Он не уходит – я не удерживаю и не гоню, – а потом, когда все-таки закрываю за ним дверь, вижу за окнами темноту и свое отражение в ней. Ночь. С тех пор как я вернулась, не могу уснуть и приходится проводить время с собой наедине. Тяжелое испытание, но я знаю, как схитрить. Открываю очередной сезон «Теории большого взрыва» с начала и сижу, пока девятая серия не сменяется десятой и темнота за окнами не светлеет, как черный чай, в который добавили дольку лимона. Еще через пару серий из-за крыши соседнего дома выкатывается сам лимон, то есть солнце, и во рту становится кисло от сдерживаемой зевоты. Окна больше не хотят меня отражать – я становлюсь прозрачной, сквозь мое тело просвечивают улица, фонарь и припаркованная машина.

Бессонница. Оставляет следы на лице, которые я прикрываю двумя холодными и склизкими патчами. Сигнал мессенджера – Катя присылает фотку с пробежки. Пока меня не было, ей пришла в голову идея пробежать марафон – говорит, так она меньше переживала. Пишу ей: «СПЯТИЛА Ты помнишь историю марафонца первого? Он в конце умер! Ненормально столько бегать». Фотографирую кружку кофе, бутерброд с маслом на фоне включенного телика, где показывают лесные пожары. «Предпочитаю убивать себя по-другому». «Ты сегодня философ», – отвечает. Всегда.

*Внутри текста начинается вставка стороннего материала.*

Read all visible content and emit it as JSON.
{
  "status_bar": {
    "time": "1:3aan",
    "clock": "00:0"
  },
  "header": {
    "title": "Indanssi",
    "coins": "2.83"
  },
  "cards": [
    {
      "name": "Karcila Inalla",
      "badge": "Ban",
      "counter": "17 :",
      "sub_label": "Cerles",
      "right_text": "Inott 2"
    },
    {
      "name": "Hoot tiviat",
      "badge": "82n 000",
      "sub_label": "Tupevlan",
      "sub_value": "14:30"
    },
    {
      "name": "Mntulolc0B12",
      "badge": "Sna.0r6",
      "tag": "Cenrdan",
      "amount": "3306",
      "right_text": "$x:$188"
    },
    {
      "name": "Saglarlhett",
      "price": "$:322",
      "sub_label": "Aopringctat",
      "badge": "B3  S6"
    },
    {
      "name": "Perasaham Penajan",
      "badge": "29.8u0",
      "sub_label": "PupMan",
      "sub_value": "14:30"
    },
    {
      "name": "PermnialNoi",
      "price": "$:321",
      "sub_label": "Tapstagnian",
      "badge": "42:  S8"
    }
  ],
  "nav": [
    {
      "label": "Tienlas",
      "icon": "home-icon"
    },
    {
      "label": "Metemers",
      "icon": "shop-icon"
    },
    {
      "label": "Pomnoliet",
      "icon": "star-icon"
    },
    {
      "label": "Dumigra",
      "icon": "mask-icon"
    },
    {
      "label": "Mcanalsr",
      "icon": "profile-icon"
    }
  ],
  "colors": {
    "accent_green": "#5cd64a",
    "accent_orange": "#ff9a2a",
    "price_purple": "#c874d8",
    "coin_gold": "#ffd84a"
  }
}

Днем приходит сообщение от Вити: «Как дела». Рассказываю, что за обедом разнимала голубя и ворону, которые подрались во дворе. Витя записал голосовым смех на полминуты. Я понимаю, как это звучит, но история грустная. Ворона схватила голубя за хвост и стала шмякать его об асфальт. Витя снова присылает смеющееся голосовое. Хорошо, раз тебя смешит слово «шмякать», скажу по-другому. Короче, таскает она несчастного голубя по асфальту. Тот перепуган настолько, что забыл, как летать. Скребет лапами очень быстро, хочет удрать. В глазах страх – я не вижу их со второго этажа, но знаю, что он там есть. Остальные голуби из его стаи отбежали на безопасное расстояние и смотрят, что будет дальше. Я ела, когда увидела это безобразие. Стучу в окно – безрезультатно. Крикнула в форточку – ворона плевать на меня хотела. Я кинула кусочек хлеба, хотела попасть в ворону, но промахнулась. Пришлось бежать на улицу и разнимать. Ворона увидела, что я на нее бегу, отпустила голубя. Тот, быстро-быстро перебирая лапами, забился под машину – он вообще летать умеет? Ворона отбежала в сторону, посмотрела на меня боком и стала прогуливаться, будто ничего не произошло. Злая стою, трясу рукой в ее сторону: «Сейчас я тебя за хвост потаскаю, каково тебе будет». А ворона шагает, будто я с ума сошла и сама себе все это придумала.

Успокоилась, иду домой. Из грузовика – переезжает, что ли, кто-то? – на меня водитель смотрит и давится от хохота Я думаю: что ему объяснять, дураку, все равно засмеет. Посмотрела на него строго и пошла не спеша. Еще остановилась у подъезда цветы на клумбе понюхать, чтобы он не думал, что я смутилась. Мой двор – на кого хочу, на того и ору. «А знаешь что? – пишу я Вите. – Это не все. Вернулась домой и увидела у себя на подбородке варенье. Испачкалась когда ела видимо. То есть с вареньем на лице я выбежала из подъезда наорала на ворону и пошла нюхать цветочки. Интересно что этот водитель обо мне подумал?» Мы ржем с Витей еще несколько минут.

Само собой возникает предложение приехать вечером ко мне. Кажется, его никто не писал – ни Витя, ни я, – мы оба согласились с неизбежным. Говорим обо всем на свете, только не о главном. Ни о пробке у самого дома, ни о столе на моей кухне, ни о его колене, кстати, как оно – не удержалась и спросила. Ни о доме, где я провела три с половиной недели. Мы вообще не говорим обо мне – не только о моей пропаже, но о любых событиях. Важных событиях, прикол с вороной не в счет. Я целиком – запретная тема. Хочется обвинить Витю в этом, но таково мое решение – исключить любое упоминание обо мне из нашего общения.